Aha OK I will make sure to set both flags next time. (I will also stop
guessing about that as a cause since that part probably works.)

> You also say that you disable the pipelining.  How much of a performance
> gain did this feature give when added? How much does just removing that
> on it's own cost you?

Interestingly, the original commit doesn't say.
http://marc.info/?l=linaro-dev&m=137645684811479&w=2

It however dependends the cache architecture of the machine how
much is won. The heavier the cache flushes, the more it gains.

I guess I need to make a patch removing that mechanism to bench
it. It's pretty hard to get rid of because it goes really deep into the
MMC subsystem. It's massaged in like a schampoo.

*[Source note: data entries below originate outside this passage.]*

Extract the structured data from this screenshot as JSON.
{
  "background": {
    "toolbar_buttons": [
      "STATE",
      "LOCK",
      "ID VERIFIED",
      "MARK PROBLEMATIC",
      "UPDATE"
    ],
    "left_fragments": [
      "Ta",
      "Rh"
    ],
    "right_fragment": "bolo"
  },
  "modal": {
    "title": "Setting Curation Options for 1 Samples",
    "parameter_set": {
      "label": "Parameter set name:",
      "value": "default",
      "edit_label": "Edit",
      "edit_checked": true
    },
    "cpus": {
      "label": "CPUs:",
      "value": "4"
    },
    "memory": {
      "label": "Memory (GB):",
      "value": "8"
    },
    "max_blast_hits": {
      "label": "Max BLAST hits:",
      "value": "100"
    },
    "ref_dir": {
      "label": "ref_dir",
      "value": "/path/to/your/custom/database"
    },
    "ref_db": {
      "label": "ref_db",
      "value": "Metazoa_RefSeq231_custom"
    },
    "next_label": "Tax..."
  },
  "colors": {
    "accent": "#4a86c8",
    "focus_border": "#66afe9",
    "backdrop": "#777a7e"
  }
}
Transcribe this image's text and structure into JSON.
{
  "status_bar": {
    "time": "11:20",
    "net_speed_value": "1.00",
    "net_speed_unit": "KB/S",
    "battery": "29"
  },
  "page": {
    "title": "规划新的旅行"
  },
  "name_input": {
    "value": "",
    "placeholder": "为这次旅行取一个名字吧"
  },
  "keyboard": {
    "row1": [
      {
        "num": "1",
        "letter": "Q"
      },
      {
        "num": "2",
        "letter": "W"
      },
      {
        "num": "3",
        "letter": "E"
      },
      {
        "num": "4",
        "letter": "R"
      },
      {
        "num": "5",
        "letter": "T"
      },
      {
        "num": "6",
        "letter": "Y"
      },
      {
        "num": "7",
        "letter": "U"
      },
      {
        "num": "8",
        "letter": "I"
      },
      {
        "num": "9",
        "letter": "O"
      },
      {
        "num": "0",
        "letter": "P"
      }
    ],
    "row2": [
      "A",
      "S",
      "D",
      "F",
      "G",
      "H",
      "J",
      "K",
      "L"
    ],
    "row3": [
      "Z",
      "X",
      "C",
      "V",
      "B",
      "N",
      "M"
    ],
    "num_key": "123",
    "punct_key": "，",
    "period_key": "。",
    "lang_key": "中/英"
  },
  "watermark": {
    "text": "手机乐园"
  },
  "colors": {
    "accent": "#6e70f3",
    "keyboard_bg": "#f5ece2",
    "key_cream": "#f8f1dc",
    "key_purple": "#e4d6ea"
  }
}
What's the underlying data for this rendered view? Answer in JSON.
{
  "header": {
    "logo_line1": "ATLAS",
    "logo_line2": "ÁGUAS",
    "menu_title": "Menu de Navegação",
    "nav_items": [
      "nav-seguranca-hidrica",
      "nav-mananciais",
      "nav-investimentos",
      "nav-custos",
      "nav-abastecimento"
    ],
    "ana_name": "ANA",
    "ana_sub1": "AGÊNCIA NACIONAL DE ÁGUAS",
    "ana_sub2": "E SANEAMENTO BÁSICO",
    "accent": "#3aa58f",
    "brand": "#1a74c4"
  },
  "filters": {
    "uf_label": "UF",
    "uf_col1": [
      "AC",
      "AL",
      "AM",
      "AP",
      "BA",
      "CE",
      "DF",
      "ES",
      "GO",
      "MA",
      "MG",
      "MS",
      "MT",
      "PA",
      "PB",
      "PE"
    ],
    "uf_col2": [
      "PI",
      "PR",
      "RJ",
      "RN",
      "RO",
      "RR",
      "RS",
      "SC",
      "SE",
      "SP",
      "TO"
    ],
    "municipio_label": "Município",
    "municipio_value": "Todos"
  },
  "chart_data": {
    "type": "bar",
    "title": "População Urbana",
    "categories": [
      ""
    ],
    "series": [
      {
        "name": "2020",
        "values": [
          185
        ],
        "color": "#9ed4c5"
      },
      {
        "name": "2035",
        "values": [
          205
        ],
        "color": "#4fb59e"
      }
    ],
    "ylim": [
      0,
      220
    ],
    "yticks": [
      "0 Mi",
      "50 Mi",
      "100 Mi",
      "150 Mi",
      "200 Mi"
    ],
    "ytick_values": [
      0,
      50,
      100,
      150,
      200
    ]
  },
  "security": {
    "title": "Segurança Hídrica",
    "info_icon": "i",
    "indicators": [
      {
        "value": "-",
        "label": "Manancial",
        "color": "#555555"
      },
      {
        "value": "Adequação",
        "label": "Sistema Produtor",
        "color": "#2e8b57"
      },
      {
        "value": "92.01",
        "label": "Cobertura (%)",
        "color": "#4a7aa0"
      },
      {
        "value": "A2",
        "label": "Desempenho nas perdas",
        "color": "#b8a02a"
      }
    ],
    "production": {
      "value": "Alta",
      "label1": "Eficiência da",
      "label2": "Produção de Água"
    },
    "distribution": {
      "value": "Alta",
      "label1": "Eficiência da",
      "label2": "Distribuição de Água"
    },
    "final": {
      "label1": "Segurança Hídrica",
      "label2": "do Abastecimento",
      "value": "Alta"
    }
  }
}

> While I think that features is rather messy and
> should be avoided if possible I don't see how it's impossible to
> implement in blk-mq.

It's probably possible. What I discussed with Arnd was to let
the blk-mq core call out to these pre-request and post-request
hooks on new requests in parallel with processing a request or
a queue of requests. I.e. add .prep_request() and .unprep_request()
callbacks to struct blk_mq_ops.

I tried to understand if the existing .init_request and .exit_request
callbacks could be used. But as I understand it they are only used
to allocate and prepare the extra per-request-associated memory
and state, and does not have access to the request per se,
so it doesn't know anything about the actual request when
.init_request() is called.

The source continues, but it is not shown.